Plusieurs méthodes pour éviter l’installation d’un stress chronique

Le UK Government Foresight Project on Mental Capital and Wellbeing a recommandé des moyens fondés sur des preuves scientifiques pour conserver son bien-être mental. Nous savons, par exemple, que l’exercice a établi des avantages contre le stress chronique. L’exercice s’attaque à l’inflammation en entraînant une réponse anti-inflammatoire. De plus, l’exercice augmente la neurogenèse — la production de nouvelles cellules cérébrales — dans des domaines importants, tels que l’hippocampe. Il améliore également votre humeur, votre cognition et votre santé physique.
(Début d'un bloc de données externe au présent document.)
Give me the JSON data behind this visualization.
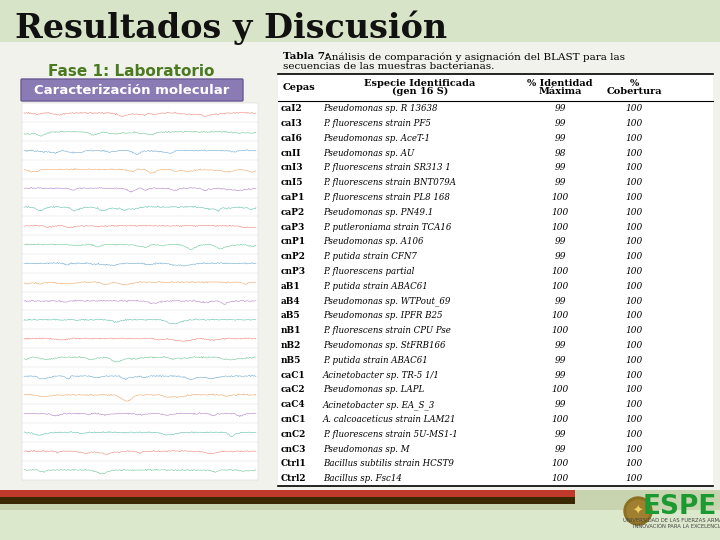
{
  "title": "Resultados y Discusión",
  "phase_label": "Fase 1: Laboratorio",
  "box_label": "Caracterización molecular",
  "table_title_bold": "Tabla 7:",
  "table_title_rest": " Análisis de comparación y asignación del BLAST para las secuencias de las muestras bacterianas.",
  "col_headers_line1": [
    "Cepas",
    "Especie Identificada",
    "% Identidad",
    "%"
  ],
  "col_headers_line2": [
    "",
    "(gen 16 S)",
    "Máxima",
    "Cobertura"
  ],
  "rows": [
    [
      "caI2",
      "Pseudomonas sp. R 13638",
      "99",
      "100"
    ],
    [
      "caI3",
      "P. fluorescens strain PF5",
      "99",
      "100"
    ],
    [
      "caI6",
      "Pseudomonas sp. AceT-1",
      "99",
      "100"
    ],
    [
      "cnII",
      "Pseudomonas sp. AU",
      "98",
      "100"
    ],
    [
      "cnI3",
      "P. fluorescens strain SR313 1",
      "99",
      "100"
    ],
    [
      "cnI5",
      "P. fluorescens strain BNT079A",
      "99",
      "100"
    ],
    [
      "caP1",
      "P. fluorescens strain PL8 168",
      "100",
      "100"
    ],
    [
      "caP2",
      "Pseudomonas sp. PN49.1",
      "100",
      "100"
    ],
    [
      "caP3",
      "P. putleroniama strain TCA16",
      "100",
      "100"
    ],
    [
      "cnP1",
      "Pseudomonas sp. A106",
      "99",
      "100"
    ],
    [
      "cnP2",
      "P. putida strain CFN7",
      "99",
      "100"
    ],
    [
      "cnP3",
      "P. fluorescens partial",
      "100",
      "100"
    ],
    [
      "aB1",
      "P. putida strain ABAC61",
      "100",
      "100"
    ],
    [
      "aB4",
      "Pseudomonas sp. WTPout_69",
      "99",
      "100"
    ],
    [
      "aB5",
      "Pseudomonas sp. IPFR B25",
      "100",
      "100"
    ],
    [
      "nB1",
      "P. fluorescens strain CPU Pse",
      "100",
      "100"
    ],
    [
      "nB2",
      "Pseudomonas sp. StFRB166",
      "99",
      "100"
    ],
    [
      "nB5",
      "P. putida strain ABAC61",
      "99",
      "100"
    ],
    [
      "caC1",
      "Acinetobacter sp. TR-5 1/1",
      "99",
      "100"
    ],
    [
      "caC2",
      "Pseudomonas sp. LAPL",
      "100",
      "100"
    ],
    [
      "caC4",
      "Acinetobacter sp. EA_S_3",
      "99",
      "100"
    ],
    [
      "cnC1",
      "A. calcoaceticus strain LAM21",
      "100",
      "100"
    ],
    [
      "cnC2",
      "P. fluorescens strain 5U-MS1-1",
      "99",
      "100"
    ],
    [
      "cnC3",
      "Pseudomonas sp. M",
      "99",
      "100"
    ],
    [
      "Ctrl1",
      "Bacillus subtilis strain HCST9",
      "100",
      "100"
    ],
    [
      "Ctrl2",
      "Bacillus sp. Fsc14",
      "100",
      "100"
    ]
  ],
  "bg_top_color": "#f0f0e8",
  "bg_bottom_color": "#c8d4b0",
  "title_color": "#111111",
  "phase_color": "#4a7a20",
  "box_bg": "#8b7bb5",
  "box_text_color": "#ffffff",
  "stripe_red": "#c0392b",
  "stripe_dark": "#3a2800",
  "espe_green": "#2ecc71",
  "espe_text": "#1a9a4a"
}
Une autre façon clé de vaincre le stress consiste à établir des liens avec les gens autour de vous, comme la famille, les amis et les voisins. Lorsque vous êtes stressé, vous détendre et interagir avec vos amis et votre famille vous distraira et vous aidera à réduire les sentiments de stress.

L’apprentissage peut être une méthode moins évidente. L’éducation mène à une réserve cognitive — un stock de capacités de réflexion — qui fournit une certaine protection lorsque nous expérimentons des événements de vie négatifs. Les gens sont moins susceptibles de souffrir de dépression et de problèmes cognitifs s’ils ont une meilleure réserve cognitive. D’autres méthodes incluent la pleine conscience, nous permettant de prendre connaissance et d’être curieux du monde qui nous entoure, de vivre l’instant présent.

Donner en est une autre – le bénévolat ou le don à une œuvre de bienfaisance active le système de récompense dans votre cerveau et favorise des sentiments positifs à l’égard de la vie. Surtout, lorsque vous souffrez de stress chronique, n’attendez pas que les choses passent. La détection et un traitement efficace précoces sont la clé d’un bon résultat et d’un bien-être réel. N’oubliez pas d’agir de manière holistique pour améliorer votre humeur, votre réflexion et votre santé physique.